O novo presidente da Universidade de Yale será Maurie D. McInnis, atualmente presidente da Stony Brook University, uma universidade pública do estado de Nova York, onde ela é conhecida elevando o perfil da escola, doações e prestígio.

Quando ela substitui o presidente cessante de Yale, Peter Salovey, em julho, a Dra. McInnis, que obteve mestrado e doutorado de Yale na década de 1990, se tornará a primeira mulher presidente permanente da universidade.

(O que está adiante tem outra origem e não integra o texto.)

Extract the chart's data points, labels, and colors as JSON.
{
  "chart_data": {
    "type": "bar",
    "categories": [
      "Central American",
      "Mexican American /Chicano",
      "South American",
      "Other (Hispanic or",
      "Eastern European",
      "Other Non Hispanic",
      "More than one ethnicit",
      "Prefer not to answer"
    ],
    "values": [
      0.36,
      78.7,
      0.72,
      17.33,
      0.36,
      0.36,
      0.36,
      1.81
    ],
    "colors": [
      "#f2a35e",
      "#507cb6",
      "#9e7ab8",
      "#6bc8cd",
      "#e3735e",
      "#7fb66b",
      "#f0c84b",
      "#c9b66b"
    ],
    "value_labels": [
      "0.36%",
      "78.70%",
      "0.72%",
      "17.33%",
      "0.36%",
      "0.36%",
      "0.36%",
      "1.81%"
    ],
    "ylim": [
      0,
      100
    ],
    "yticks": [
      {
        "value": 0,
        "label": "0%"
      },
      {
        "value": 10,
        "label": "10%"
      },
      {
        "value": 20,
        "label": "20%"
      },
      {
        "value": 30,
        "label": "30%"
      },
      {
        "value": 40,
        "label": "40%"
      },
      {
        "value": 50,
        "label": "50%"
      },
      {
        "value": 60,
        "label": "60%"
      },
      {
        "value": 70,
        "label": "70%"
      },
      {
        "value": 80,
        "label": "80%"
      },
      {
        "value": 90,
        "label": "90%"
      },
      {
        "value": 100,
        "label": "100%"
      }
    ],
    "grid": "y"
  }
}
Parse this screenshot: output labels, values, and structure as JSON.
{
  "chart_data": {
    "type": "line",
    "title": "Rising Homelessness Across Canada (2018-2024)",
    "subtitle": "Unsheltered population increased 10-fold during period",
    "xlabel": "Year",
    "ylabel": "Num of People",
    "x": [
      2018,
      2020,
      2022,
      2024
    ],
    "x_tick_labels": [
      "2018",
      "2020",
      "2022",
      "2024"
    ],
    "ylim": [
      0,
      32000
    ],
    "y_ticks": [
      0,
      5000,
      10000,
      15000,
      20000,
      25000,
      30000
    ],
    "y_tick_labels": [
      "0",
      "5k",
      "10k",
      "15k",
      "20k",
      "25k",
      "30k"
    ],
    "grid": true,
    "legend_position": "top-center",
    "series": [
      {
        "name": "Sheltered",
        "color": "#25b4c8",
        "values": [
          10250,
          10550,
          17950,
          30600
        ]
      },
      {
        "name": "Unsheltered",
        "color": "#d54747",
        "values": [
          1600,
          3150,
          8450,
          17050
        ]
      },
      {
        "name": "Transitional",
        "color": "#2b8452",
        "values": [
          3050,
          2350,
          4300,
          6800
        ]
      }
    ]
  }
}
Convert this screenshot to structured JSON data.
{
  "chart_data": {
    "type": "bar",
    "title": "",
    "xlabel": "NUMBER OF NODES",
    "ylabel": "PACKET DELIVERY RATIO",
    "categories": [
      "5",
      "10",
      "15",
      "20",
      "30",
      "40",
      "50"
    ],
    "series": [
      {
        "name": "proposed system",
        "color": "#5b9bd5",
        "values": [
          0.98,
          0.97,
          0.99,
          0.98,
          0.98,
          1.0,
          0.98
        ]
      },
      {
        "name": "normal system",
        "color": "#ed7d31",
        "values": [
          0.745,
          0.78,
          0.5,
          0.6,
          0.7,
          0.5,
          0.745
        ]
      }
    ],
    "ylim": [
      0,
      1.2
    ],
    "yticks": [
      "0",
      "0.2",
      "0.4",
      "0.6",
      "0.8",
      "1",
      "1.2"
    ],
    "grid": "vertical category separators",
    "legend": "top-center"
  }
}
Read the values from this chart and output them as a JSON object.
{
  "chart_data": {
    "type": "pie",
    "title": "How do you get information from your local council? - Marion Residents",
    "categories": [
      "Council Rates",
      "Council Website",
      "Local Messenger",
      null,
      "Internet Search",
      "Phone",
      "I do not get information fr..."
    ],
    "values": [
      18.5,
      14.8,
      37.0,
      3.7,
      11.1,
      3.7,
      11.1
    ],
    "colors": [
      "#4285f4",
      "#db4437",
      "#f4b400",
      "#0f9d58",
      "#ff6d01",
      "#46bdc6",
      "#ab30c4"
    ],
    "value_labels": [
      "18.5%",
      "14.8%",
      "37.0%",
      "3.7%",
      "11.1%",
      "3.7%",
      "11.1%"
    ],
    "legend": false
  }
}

Sua seleção ocorreu após uma busca iniciada no outono passado. O atraso no anúncio de um sucessor para o Dr. Salovey, que deixa o cargo no final de junho, gerou especulações de que o comitê de seleção da universidade estava tendo dificuldade em encontrar alguém durante um período tumultuado nos campi universitários.

Joshua Bekenstein, fundador da Bain Capital e dirige a Yale Corporation, o conselho administrativo da universidade, disse que o comitê de seleção realizou um processo de seleção “muito completo”.

“Sentimos que era importante fazer todo o trabalho”, disse ele. Expressando confiança na Dra. McInnis, ele acrescentou: “Ela fará um trabalho maravilhoso”.

McInnis, que atua no conselho de Yale, assumirá o cargo em um momento tumultuado em que as universidades enfrentam desafios decorrentes da decisão da Suprema Corte do ano passado que proíbe a admissão com consciência racial e da provável continuação de protestos pró-palestinos sobre a guerra Israel-Hamas.

Em uma breve entrevista na quarta-feira, a Dra. McInnis disse que estava comprometida em manter um campus diversificado em Yale, em New Haven, Connecticut, apesar da decisão da Suprema Corte no ano passado.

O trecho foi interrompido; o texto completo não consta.